The issue of how to define religion came to the forefront of the news in Clay County, Minnesota, Sunday, where a new $20 fee was instituted for all filing of ordination credentials with the county. While the new fee reverses the long-established trend of charging no fee for the filing of ordination credentials, the action refrains from constraining the definition of eligible religions to mainline Christian traditions, reflecting protections granted by the First Amendment.
While this move is good news for those of us who invoke the First Amendment in defending freedom of and from religion, it illustrates the controversial status of many minority religions as well as the potential of an unconstitutional bias towards mainline churches which squeezes smaller religions out of the picture. Clearly, many of the laws which govern the United States are not in place to cater to the majority, but rather to protect the minority in affairs which do not involve the majority, and this fact is what stirs the ire in many critics of minority-faith clergy, including atheists, who get the go-ahead to file their ordination credentials.

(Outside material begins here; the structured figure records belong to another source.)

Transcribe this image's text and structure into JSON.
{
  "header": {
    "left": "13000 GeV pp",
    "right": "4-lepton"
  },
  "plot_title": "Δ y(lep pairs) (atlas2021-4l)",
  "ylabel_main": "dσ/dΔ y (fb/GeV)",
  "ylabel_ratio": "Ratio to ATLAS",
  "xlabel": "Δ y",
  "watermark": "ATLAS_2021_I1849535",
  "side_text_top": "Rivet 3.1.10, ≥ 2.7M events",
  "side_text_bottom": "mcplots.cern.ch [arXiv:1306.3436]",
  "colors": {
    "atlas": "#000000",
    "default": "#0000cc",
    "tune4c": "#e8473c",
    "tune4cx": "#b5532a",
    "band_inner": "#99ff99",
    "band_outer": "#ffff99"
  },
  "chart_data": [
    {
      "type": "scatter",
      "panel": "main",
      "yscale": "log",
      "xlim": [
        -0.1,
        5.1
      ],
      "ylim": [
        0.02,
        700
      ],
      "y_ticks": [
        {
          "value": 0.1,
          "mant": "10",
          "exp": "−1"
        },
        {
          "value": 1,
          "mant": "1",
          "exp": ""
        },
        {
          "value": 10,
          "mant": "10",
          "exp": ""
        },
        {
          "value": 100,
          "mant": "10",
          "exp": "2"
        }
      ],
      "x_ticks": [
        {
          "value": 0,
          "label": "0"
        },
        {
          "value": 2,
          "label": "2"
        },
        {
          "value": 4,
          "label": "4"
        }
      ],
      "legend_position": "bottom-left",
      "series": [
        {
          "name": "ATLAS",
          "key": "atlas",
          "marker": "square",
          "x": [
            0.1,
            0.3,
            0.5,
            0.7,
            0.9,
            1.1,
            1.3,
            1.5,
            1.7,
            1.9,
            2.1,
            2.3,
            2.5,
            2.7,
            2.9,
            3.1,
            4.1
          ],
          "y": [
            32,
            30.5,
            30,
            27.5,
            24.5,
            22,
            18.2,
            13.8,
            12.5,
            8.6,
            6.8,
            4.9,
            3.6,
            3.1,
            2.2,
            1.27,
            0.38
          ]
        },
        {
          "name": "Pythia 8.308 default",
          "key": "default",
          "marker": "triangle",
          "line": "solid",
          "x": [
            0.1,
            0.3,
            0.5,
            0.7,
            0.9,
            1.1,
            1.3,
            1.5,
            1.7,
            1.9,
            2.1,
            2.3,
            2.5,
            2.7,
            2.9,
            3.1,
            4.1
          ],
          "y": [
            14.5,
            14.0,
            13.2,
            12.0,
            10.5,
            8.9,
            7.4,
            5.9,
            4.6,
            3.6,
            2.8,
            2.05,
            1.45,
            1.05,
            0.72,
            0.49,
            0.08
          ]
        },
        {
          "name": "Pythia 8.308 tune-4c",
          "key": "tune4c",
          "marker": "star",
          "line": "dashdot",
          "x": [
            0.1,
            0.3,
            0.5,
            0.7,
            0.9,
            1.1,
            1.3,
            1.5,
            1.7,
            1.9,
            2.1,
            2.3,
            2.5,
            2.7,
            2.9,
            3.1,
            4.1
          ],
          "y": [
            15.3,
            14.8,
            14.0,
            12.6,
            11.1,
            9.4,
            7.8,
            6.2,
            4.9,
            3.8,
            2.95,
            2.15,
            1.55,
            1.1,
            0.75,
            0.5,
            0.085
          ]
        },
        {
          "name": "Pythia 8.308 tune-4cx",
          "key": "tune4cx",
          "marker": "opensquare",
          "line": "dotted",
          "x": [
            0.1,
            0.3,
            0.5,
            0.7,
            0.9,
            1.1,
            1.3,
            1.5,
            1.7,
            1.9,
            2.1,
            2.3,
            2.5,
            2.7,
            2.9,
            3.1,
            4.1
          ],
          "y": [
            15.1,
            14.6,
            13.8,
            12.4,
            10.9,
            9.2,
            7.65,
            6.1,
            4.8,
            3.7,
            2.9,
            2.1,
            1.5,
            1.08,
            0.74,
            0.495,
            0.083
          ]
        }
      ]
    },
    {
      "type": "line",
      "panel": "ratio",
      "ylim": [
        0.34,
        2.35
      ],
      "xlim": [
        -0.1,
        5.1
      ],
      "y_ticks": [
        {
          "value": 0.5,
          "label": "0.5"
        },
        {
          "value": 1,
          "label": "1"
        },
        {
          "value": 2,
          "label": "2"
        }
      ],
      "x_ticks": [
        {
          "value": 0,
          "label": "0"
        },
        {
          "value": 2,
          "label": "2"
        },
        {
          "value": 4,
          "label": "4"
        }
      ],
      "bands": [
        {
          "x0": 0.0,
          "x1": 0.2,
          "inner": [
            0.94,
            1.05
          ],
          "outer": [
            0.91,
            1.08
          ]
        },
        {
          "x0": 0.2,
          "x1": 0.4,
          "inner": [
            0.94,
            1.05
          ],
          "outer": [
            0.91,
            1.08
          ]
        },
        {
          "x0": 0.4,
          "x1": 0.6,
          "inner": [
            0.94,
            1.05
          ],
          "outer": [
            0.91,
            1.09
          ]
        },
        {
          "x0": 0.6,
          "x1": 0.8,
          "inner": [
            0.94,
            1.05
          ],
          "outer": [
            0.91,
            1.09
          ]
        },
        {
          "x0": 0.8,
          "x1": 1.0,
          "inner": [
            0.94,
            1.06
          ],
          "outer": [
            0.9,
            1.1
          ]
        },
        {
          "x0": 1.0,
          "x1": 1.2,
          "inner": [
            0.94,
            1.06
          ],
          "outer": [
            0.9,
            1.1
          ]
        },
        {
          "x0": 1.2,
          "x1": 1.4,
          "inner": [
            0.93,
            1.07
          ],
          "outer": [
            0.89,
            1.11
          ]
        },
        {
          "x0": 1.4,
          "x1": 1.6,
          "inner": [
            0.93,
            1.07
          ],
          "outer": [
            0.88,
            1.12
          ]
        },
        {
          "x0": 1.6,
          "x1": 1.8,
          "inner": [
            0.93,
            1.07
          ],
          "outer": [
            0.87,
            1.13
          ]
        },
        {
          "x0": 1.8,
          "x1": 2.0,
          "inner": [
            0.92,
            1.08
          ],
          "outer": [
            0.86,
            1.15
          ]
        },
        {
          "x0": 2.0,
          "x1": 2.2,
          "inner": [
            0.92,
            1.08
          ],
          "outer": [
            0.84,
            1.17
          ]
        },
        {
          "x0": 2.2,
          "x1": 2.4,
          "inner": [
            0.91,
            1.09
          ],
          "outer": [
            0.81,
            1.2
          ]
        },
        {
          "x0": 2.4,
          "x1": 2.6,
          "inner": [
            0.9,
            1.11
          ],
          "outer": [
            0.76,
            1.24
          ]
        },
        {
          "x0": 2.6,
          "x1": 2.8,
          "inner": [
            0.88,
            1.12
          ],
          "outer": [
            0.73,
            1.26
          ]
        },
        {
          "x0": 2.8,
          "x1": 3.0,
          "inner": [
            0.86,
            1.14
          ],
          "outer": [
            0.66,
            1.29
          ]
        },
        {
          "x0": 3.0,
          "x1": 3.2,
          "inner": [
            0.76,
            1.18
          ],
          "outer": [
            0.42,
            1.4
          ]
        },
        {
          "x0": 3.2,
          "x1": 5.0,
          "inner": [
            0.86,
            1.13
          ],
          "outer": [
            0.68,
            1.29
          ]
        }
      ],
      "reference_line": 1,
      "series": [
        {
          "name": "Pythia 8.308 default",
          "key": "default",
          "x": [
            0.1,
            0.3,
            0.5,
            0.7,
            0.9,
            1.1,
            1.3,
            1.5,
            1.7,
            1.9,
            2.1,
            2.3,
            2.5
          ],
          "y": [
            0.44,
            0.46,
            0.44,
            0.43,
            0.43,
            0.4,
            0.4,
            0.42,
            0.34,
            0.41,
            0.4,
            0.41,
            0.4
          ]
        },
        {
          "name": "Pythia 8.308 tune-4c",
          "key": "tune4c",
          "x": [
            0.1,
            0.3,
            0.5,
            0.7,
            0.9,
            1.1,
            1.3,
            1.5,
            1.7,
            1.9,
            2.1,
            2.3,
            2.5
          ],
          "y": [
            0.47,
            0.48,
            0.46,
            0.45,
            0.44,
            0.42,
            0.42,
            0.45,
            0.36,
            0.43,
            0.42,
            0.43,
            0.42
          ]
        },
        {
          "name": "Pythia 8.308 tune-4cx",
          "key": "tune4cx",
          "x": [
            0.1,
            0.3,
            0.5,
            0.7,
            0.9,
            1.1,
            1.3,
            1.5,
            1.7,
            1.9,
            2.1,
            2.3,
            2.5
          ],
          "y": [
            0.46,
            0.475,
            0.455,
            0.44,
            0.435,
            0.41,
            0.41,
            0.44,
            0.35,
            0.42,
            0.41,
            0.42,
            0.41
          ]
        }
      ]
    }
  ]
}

The controversial nature of clergy from myriad faiths filing their credentials alongside Catholics and Protestants is highlighted by the fact that Clay County Recorder Bonnie Rehder was forced to pose the rhetorical question, “Who are we to say which religion is legitimate and which one isn’t?” according to Dave Olson of INFORUM. The objections many mainline churches have towards these credential filings reflect an apprehension over the ease and accessibility of the ordination process in the associated churches. As Olson reports, “In 2009, about a dozen people filed credentials that appeared to come from Web sites like the one maintained by the Universal Life Church of California, which issues credentials after asking for a minimum of information from would-be ministers.” Clergy belonging to mainline churches might understandably feel offended by Clay County honoring these easily-obtained credentials, considering the long and arduous academic work such clergy take on in their own churches to qualify as a legally ordained minister. However, the First Amendment does not define a religion as an organization in which prospective ministers must undergo rigorous academic training to earn their ordination credential.
Indeed, the definition of a valid, qualifying organization whose clergy apply to have their credentials filed is rather murky and amorphous. As Olson reports, “Rehder said workers [who file credentials in Clay County or anywhere else] have no means of challenging the legitimacy of someone’s religion, a term whose meaning, she said, is hard to pin down”. But perhaps such amorphousness in the definition of religion allows traditionally overlooked or marginalized groups the legal right to do ministerial work, as perform wedding ceremonies, for those who reject mainline churches and their doctrines. One example is that of Charles Kesler, an atheist who filed his credential from the Universal Life Church Web site with Clay County. “My main motivation”, Olson reports Kesler as saying, “was friends and associates that wanted to get married, but don’t really follow the Roman Catholic or Christian ways”. Atheists such as Kesler merely seek the right to perform wedding ceremonies through a non-denominational religion, which, of course, the United States federal government cannot invalidate without violating the religious neutrality dictated by the First Amendment.
Even if Kesler did not go through Universal Life Church to obtain his ordination credential, atheism itself may qualify as a religion anyway: as David Rosman suggests in his column in the Columbia Missourian, atheism is ” a theological, philosophical, anthropological, sociological, and psychological phenomenon of human kind”, meeting the criterion of religion formulated by religious philosopher and blogger Kile Jones. Thus, any jurisdiction, and not just the tiny county of Clay, would have to recognize an ordination credential from an atheist organization as well as, for example, an evangelical Christian one.
It is a relief that we still have the First Amendment in place to settle this potential problem for us once and for all. Being a non-denominational and ecumenical church, Universal Life Church Monastery understands the rights of ordained ministers to perform their work regardless of which religion they subscribe to. The fact that non-traditional ordination still ruffles the feathers of more conservative churches forces us to maintain vigilantly that every church has the right to recognize its ministers as it chooses, and that such individuals qualify equally with any other to perform legally the rites of his or her church.